After a period of 60 days consuming sorghum silage, 12 heifers were subjected to collection of rumen fluid. These animals consumed a daily average of 15 kg animal^-1 of the same the silage provided to the cows and 2 kg of concentrate (Table 1). The ingredients used in the concentrate were crushed sorghum (700 g kg^-1), soybean meal (250 g kg^-1), urea (20 g kg^-1) and mineral premix (30 g kg^-1). The calves also had a mixture of premix mineral and mineral salt at 1.5:1 ratio ad libitum, and were maintained in a three-hectare paddock area.

The calves used in this treatment were adapted to the diet with chopped sugarcane forage (Table 1) for a period of 43 days, reaching an average daily intake of 9.2 kg animal^-1. Before the feed supply, urea and ammonium sulfate were added at 9:1, both diluted in water. The amount of urea and ammonium sulfate mixture was supplied at 40 g 100 kg^-1 of animal body weight. The mixture of mineral premix and salt previously reported was also provided ad libitum.

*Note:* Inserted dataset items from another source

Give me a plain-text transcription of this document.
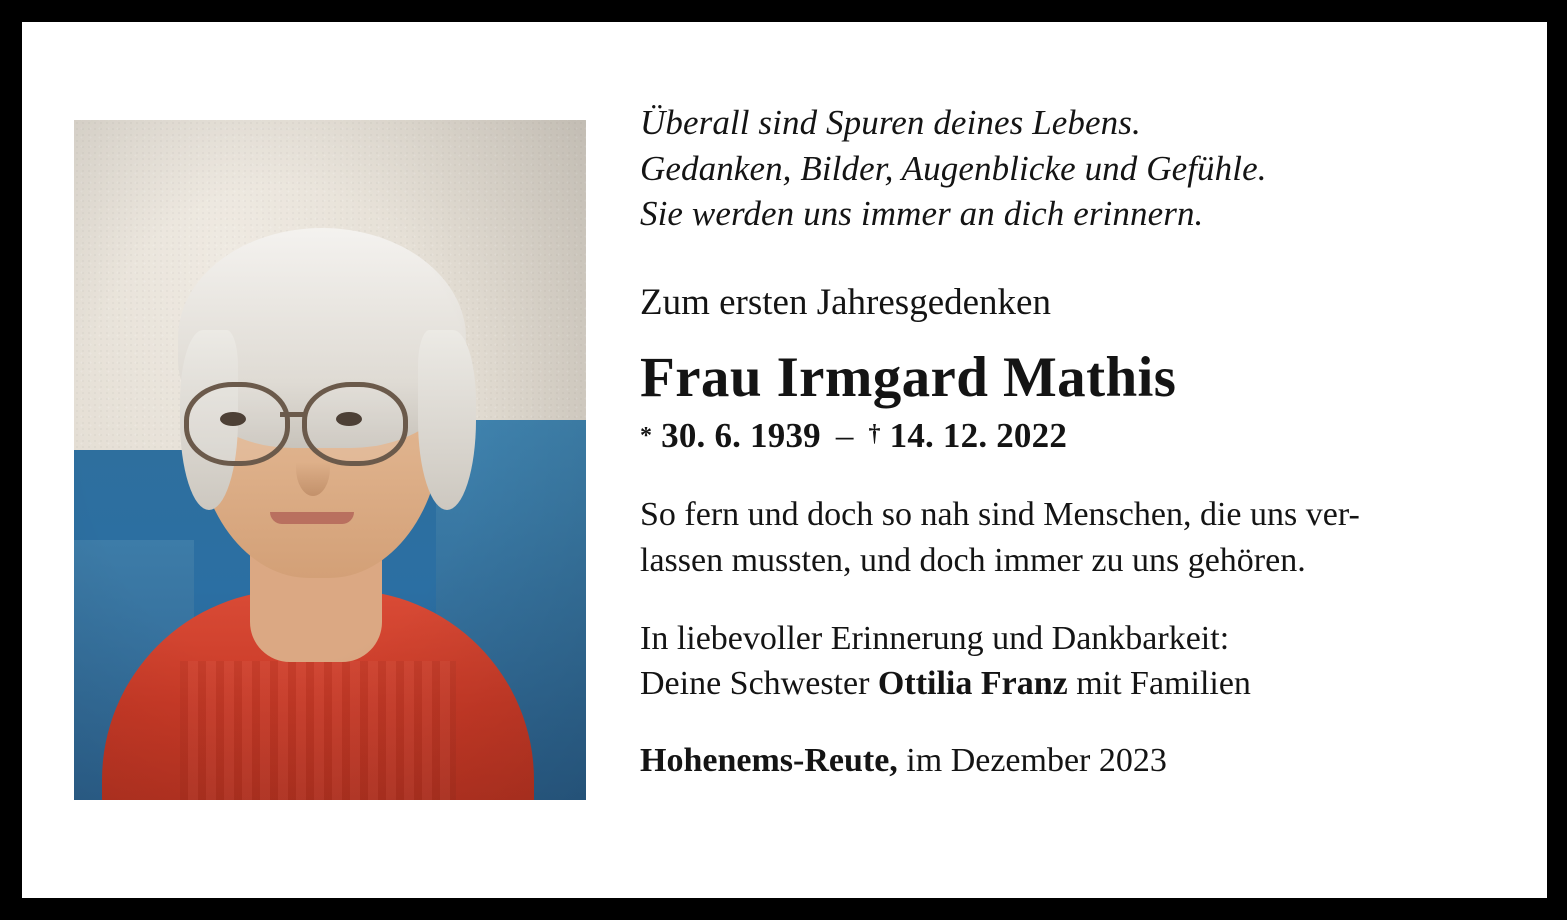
Überall sind Spuren deines Lebens.
Gedanken, Bilder, Augenblicke und Gefühle.
Sie werden uns immer an dich erinnern.
Zum ersten Jahresgedenken
Frau Irmgard Mathis
* 30. 6. 1939 – † 14. 12. 2022
So fern und doch so nah sind Menschen, die uns ver-
lassen mussten, und doch immer zu uns gehören.
In liebevoller Erinnerung und Dankbarkeit:
Deine Schwester Ottilia Franz mit Familien
Hohenems-Reute, im Dezember 2023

In the morning, the animals were immobilized in a containment chute before the first meal. For the collection of rumen fluid, a trichotomy and a antisepsis with PVP-iodine solution (1%) were performed in an area of approximately 5 cm² located in the left ventral abdomen, below the paralumbar fosse and cranial to the knee joint (Dirksen, 1993). With the aid of human catheter (Solidor^®, 14.2, BioMed Health Care Products, Haryana - India) coupled to sterile syringes, 15 mL of rumen fluid were aspirated. Each syringe was sealed, identified, stored in isothermal box containing ice and sent to the laboratory.

Cultivation was performed in triplicate to assess the positivity of mycelial fungi and yeast for all animals evaluated. Sterile swabs were used to inoculate rumen fluid in Petri plates containing Sabouraud agar medium (Acumedia^® Manufactures, Lansing, Michigan - USA), supplemented; with chloramphenicol (150 mg mL^-1) and in plates with medium C (10 g of microcrystalline cellulose; 5 g of ammonium sulfate; 0.5 g of magnesium sulfate heptahydrate; and 20 g of agar-agar per liter. After inoculation by striation, samples were cultured in BOD incubate at 39 °C and monitored for the growth of fungal colonies during 21 days (Lacaz et al., 2002).

Decimal dilutions of the rumen fluid were prepared in tubes containing 9 mL of sterile saline. The tubes were then homogenized in a vortex for one minute and 100 µL aliquots of the decimal dilutions were seeded in sterile plates containing the Sabouraud agar medium, as described above. The inoculates were spread evenly with sterile Drigalski handles; the plates were then incubated in an BOD chamber at 39 °C and monitored for growth of fungal colonies for up to 21 days (Kurtzman & Fell, 1998; Lacaz et al., 2002).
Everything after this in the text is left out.